Our general policy with the little webapps we write is that the database needs to be easily human readable in the database without writing a join, so we use a lot of 'enum' fields and use text as keys where it makes sense and where information won't be automatically incrementing.With a script application though, this is a recipe for disaster. Your heap size increases in linear proportion to your users. One day, you will bust your heap if your users and active data exceed your allocated memory. Also, startup time will increase linearly with users. Your operational contraints, should never be a function of your data - especially if username queries are cheap.

But a table of statuses and their definitions? Text key is perfectly fine.Until you work in a multilingual environment...also, it's better again to repeat an integer index about than potentially misspell your status! This is a huge source of bugs in my experience.. someone writes OFFLINE instead of offline in a table; and an expected lookup fails. Note also, that by repeating a redundant identifier about, you are introducing a de-normalization.
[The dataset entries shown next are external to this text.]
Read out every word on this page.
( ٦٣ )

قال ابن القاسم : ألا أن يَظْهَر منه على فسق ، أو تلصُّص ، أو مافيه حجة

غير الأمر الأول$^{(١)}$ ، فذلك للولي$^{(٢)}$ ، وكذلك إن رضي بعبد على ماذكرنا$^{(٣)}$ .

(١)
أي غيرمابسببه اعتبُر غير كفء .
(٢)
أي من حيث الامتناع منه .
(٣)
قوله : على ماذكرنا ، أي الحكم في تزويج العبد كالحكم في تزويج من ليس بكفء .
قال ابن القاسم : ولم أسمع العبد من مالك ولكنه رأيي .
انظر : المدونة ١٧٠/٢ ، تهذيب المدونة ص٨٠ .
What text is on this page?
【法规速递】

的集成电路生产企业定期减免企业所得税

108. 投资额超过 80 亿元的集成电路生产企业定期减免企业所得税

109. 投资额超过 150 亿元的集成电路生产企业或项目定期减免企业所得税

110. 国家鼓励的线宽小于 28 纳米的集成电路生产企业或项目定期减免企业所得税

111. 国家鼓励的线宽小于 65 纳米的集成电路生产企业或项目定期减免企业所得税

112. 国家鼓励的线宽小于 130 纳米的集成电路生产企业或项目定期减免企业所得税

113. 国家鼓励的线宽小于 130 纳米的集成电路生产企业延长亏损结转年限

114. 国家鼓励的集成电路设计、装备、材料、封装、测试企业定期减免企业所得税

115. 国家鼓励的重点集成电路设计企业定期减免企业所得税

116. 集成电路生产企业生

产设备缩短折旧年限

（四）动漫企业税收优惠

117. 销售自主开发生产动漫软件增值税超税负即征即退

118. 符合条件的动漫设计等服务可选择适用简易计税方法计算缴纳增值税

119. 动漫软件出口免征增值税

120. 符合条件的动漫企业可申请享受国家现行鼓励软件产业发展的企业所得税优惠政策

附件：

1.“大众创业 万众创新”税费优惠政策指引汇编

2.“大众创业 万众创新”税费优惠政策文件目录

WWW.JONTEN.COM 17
This is redundancy (won't make 1NF).

- it's cheaper for us to buy another blade for the server than it is for us to spend another two or three minutes writing a join every time we're troubleshooting something and need to know what a status of '26' for user '2354' means...

There's no need to use JOIN queries, subqueries are ideal for this, and provide a maximal optimization:

SELECT X.*, ( SELECT username FROM users WHERE id=X.user_id ) FROM data_table X

You'll always get 10000x more performance from SQL optimization, than hardware or code patches/upgrades where data applications are concerned. In any case, I hope this is some food for thought - good luck with your development!

Cheers.
Alex

karlkatzke
02-13-2007, 01:30 AM
Alex -- Thanks. You are perfectly right across the board. We don't deal with any of the issues you pointed out -- i.e. the department I work in has had less than 240 users for the past 20 years and we're monolingual, but they're things I would need to take into account working on other projects. The one point that I will give in my favor is that we *never* allow users to put textual input into key fields; it's almost uniformly done with dropdowns, radios, or some other 'protected' form of interface that keeps things to offline insteaed of OffLine.

Oh, and I swear -- Working with MySQL <= 4 rots the brain. No subqueries -- blech. In 3.23 it was faster to run ten simple queries than it was to run one join, and I still deal with a lot of code from that era. I need to start getting into the habit of using them more often.

Any suggestions on where I can go to update my database practices that won't require me to read a 500 page book? ;)

Saeven
02-13-2007, 01:51 AM
Checking your site, you are already on the right track :) Your first step should be to get rid of anything that is sub MySQL 4.1 however.. Other RDBMS have supported subqueries for quite awhile otherwise. Subqueries are definitely the surgical tool of choice for optimizations, especially in cases where the query optimizer does not give you an expected EXPLAIN result for joins or unions.

Get 4.1, get cracking on Chapter 7 at MySQL.com, and just learn through your creations. If you are really interested, check your local university for an introductory course on schema design and normalization.

If you do find the time to read, a good DBA starter is a book by Gehrke called "Database Management Systems" - it is thick, but is good reading :)

Cheers!
Alex

karlkatzke
02-13-2007, 02:08 AM
Alex, don't count my code by my site. It's all stock wordpress on a shared-hosting server. But I'm working on the structure for what'll become a very large application, so you gave me a lot to think about.